A freshman at Limestone College in South Carolina is dead from an alcohol overdose. A law enforcement officer says, "Men were required to bring a bottle of liquor to attend." The father of the young alcohol victim warns, "Please, please, learn from this, I beg you." As the finals and the holidays approach, it's a warning worth heeding.
Thursday, December 07, 2006
For cash or booze one could get a grade changed by a computer-savvy instructor at LaGuardia Community College. What! No requests for sex?
Wednesday, December 06, 2006
David Hawpe updates the circumstances related to the previous post UNC Frat Steals 10,000 newspapers. Who would have thought that there have been 14 reported thefts of college rags this year?! Hawpe explains why.

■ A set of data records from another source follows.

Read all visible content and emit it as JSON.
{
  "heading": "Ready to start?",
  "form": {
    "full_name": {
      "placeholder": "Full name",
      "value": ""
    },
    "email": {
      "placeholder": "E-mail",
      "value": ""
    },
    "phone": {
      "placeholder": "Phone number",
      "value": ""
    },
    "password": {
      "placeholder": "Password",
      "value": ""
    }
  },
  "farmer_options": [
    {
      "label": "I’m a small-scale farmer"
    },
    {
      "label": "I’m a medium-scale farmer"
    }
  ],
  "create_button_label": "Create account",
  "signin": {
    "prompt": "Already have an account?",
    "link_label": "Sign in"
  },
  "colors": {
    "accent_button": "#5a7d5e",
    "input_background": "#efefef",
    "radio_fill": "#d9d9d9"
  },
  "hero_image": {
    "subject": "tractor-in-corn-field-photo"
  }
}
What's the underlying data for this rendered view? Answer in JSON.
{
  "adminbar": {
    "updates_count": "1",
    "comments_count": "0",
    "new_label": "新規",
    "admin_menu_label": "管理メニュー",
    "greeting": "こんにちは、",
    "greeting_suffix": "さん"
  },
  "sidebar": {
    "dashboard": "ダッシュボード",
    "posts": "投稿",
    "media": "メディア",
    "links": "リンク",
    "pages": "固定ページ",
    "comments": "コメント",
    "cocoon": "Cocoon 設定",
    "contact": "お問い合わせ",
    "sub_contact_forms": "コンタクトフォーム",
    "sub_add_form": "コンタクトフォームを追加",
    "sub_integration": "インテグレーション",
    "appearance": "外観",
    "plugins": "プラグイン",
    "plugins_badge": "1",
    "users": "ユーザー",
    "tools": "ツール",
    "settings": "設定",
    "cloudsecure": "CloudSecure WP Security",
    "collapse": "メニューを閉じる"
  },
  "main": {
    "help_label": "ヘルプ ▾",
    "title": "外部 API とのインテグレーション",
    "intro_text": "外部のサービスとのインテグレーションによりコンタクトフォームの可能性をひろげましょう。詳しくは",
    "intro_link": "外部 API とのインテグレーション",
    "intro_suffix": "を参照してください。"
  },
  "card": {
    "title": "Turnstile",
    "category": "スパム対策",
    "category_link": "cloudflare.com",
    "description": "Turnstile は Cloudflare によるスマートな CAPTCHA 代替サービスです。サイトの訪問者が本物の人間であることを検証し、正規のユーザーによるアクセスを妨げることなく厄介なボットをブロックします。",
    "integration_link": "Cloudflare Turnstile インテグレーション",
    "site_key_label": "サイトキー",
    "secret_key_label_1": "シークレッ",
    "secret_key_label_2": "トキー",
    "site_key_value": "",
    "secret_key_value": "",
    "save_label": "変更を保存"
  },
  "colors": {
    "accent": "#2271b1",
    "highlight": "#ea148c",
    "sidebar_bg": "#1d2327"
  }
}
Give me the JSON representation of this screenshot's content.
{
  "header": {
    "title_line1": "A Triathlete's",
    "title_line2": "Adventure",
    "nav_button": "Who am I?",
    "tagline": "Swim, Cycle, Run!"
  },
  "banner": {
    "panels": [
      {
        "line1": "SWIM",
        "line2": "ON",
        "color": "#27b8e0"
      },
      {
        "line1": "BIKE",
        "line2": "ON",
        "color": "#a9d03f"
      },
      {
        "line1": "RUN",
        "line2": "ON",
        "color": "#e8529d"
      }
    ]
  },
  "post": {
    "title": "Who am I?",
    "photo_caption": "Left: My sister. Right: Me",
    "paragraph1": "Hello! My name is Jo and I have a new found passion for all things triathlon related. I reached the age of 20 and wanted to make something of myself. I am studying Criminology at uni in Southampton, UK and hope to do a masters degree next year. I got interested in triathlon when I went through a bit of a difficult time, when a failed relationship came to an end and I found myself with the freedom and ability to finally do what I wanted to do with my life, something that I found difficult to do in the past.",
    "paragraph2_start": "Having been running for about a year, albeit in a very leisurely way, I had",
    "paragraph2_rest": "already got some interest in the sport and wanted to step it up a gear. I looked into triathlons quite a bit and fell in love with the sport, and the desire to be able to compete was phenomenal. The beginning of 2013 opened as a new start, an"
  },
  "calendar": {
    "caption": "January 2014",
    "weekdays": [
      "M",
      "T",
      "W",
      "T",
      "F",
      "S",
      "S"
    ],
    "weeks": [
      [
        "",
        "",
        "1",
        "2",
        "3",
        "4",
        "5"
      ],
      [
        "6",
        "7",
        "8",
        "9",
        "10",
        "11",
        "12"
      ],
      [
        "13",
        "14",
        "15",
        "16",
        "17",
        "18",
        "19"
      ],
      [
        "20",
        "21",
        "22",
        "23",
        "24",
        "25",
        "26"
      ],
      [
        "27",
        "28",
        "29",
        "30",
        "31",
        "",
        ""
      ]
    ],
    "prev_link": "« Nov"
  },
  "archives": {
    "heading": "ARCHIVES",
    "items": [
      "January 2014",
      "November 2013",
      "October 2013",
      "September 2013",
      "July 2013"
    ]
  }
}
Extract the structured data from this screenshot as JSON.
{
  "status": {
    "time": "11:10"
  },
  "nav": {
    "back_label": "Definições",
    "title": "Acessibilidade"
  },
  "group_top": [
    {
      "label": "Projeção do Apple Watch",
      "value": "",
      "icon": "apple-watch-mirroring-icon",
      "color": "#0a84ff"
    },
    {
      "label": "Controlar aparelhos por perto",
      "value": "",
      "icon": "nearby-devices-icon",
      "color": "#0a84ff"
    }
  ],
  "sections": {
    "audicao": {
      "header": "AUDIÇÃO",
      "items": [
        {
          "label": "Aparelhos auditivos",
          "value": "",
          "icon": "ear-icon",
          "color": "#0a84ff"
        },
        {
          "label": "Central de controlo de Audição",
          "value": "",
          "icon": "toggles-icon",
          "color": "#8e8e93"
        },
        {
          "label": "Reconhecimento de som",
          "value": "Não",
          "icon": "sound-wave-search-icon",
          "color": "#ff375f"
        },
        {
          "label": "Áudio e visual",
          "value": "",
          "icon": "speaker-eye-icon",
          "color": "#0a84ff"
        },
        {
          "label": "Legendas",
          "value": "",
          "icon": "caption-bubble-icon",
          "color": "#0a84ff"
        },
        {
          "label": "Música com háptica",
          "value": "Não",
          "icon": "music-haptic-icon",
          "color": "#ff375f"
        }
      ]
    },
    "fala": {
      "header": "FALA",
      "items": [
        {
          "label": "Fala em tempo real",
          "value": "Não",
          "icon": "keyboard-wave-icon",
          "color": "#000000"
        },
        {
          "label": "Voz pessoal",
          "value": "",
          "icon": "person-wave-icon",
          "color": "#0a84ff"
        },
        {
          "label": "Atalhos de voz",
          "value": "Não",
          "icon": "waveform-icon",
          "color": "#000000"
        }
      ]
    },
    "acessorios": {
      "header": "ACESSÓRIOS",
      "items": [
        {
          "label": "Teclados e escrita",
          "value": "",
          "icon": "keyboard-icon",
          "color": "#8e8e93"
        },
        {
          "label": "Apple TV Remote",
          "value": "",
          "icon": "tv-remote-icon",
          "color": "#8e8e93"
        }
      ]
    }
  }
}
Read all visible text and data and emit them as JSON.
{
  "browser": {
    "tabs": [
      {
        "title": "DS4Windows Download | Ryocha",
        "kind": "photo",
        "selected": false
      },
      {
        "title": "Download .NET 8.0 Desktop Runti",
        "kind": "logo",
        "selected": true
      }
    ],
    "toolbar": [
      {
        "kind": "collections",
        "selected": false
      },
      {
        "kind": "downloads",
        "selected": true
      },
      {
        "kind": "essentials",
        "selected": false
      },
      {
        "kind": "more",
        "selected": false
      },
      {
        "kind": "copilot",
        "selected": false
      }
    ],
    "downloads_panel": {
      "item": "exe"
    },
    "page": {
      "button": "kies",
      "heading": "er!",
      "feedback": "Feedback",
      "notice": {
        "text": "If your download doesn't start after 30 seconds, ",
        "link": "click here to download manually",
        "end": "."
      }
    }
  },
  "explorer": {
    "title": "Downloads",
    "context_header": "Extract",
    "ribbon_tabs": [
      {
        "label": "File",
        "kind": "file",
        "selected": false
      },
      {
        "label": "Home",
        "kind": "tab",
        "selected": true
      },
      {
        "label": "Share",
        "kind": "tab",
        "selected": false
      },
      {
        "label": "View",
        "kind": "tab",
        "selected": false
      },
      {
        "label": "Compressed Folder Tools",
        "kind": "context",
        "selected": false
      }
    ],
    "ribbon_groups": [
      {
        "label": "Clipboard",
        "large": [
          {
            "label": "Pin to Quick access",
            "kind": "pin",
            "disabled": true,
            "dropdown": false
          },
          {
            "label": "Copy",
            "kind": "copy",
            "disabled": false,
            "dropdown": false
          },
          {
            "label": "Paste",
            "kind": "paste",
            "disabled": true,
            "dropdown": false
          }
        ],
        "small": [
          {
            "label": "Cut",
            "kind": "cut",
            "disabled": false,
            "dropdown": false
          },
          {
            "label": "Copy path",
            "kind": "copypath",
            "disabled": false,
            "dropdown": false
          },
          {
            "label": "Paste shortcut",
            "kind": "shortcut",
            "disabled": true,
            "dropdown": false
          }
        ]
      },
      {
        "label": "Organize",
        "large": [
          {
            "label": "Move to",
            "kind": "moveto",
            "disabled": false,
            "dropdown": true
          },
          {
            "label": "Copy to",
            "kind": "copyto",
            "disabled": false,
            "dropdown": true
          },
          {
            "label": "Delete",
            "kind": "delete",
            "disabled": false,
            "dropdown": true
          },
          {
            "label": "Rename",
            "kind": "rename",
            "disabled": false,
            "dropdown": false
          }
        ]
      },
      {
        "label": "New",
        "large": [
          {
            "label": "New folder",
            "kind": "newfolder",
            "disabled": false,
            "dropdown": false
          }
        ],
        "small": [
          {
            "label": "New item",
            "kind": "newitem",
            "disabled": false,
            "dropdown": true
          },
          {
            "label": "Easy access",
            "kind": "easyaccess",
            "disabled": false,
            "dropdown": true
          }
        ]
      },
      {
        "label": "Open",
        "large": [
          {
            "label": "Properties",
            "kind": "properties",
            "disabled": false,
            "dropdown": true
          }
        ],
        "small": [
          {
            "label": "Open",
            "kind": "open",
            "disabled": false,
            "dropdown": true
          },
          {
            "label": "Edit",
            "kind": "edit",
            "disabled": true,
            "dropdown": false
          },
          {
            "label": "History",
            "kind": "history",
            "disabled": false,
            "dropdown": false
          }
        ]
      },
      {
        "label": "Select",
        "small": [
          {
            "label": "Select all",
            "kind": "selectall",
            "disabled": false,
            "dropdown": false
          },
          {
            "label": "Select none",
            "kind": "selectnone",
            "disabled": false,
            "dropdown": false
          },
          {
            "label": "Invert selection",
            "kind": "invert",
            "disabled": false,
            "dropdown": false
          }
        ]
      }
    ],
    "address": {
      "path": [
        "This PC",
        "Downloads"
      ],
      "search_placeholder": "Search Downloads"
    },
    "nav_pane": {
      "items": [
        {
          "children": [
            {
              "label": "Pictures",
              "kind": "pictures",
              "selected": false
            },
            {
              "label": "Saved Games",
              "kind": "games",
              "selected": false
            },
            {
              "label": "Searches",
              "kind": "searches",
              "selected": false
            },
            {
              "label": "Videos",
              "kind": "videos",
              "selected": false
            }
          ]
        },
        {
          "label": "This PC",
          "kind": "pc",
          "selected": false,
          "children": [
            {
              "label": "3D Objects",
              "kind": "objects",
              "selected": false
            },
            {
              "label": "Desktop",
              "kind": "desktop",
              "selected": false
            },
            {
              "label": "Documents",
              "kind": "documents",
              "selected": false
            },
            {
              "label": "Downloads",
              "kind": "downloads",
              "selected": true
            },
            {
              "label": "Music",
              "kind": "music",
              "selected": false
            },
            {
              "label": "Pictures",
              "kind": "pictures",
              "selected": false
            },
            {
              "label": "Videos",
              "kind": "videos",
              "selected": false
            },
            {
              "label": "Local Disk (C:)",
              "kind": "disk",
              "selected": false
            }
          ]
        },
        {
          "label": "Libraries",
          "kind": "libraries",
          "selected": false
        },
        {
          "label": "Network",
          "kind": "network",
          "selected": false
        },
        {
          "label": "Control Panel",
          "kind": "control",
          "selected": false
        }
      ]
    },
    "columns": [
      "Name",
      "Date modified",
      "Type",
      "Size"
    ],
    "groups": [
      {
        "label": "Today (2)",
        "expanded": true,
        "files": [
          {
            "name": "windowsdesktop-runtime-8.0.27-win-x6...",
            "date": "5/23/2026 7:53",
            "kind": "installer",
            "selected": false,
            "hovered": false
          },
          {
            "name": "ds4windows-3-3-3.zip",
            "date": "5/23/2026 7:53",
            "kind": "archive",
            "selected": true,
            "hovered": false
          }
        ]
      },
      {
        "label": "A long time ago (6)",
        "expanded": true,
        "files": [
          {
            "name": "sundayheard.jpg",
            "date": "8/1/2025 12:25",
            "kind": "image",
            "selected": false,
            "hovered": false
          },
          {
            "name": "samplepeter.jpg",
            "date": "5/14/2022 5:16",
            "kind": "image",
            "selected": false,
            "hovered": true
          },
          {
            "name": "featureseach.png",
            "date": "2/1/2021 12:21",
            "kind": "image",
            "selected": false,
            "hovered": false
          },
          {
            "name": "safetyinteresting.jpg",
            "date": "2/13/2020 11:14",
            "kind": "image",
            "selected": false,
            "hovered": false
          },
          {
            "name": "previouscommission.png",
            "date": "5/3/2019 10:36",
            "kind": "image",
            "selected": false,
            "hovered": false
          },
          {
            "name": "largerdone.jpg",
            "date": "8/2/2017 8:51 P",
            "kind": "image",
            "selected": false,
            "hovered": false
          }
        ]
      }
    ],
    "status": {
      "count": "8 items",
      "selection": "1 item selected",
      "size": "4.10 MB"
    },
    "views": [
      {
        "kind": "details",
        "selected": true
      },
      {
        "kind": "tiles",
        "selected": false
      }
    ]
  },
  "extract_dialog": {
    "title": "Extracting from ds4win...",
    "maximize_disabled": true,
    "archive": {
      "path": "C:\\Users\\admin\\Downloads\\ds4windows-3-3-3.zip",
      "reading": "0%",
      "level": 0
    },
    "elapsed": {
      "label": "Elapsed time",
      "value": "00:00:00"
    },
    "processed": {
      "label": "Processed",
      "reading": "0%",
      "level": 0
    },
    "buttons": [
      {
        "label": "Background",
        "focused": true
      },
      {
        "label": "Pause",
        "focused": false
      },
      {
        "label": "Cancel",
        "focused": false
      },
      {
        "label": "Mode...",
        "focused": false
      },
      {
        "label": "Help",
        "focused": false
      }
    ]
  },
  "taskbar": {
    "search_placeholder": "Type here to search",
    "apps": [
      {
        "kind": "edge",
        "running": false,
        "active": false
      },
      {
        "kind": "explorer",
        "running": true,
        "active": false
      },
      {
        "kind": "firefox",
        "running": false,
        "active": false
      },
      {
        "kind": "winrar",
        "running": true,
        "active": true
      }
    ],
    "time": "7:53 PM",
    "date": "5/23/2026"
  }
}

A view from the top of a community college. Priceless!
Students at Drake University obviously didn't pay attention to events at Nebraska Wesleyan University where fraternity members told authorities fireworks were set off in or around the fraternity house shortly before a student died and others were injured on November 17th. These Drake Dummies did $50,000 damage, but they'll live.
Monday, December 04, 2006
At Columbia Journalism School, their $60,000 degrees are being devalued because of a cheating scandle. One students says, " The more you guys write about it, the more the value of our $60,000 degree goes down the drain." One would think the ethics instructor that put the online, open-book, take-home final would know better. Others argue it's a non-story - how does one cheat on a take-home test? According to Test-takers finding new ways to cheat 70% of all students admit to some level of cheating. Perhaps the guy that completed the test in 32 minutes had some help.
What does a frat do with 10,000 college rags? Build a paper mache float? The stunt will cost the frat green paper to avoid criminal charges.
It's what $33,000 in tuition gets a student at Columbia U! Sex in the library, naked parties, and, well, more sex.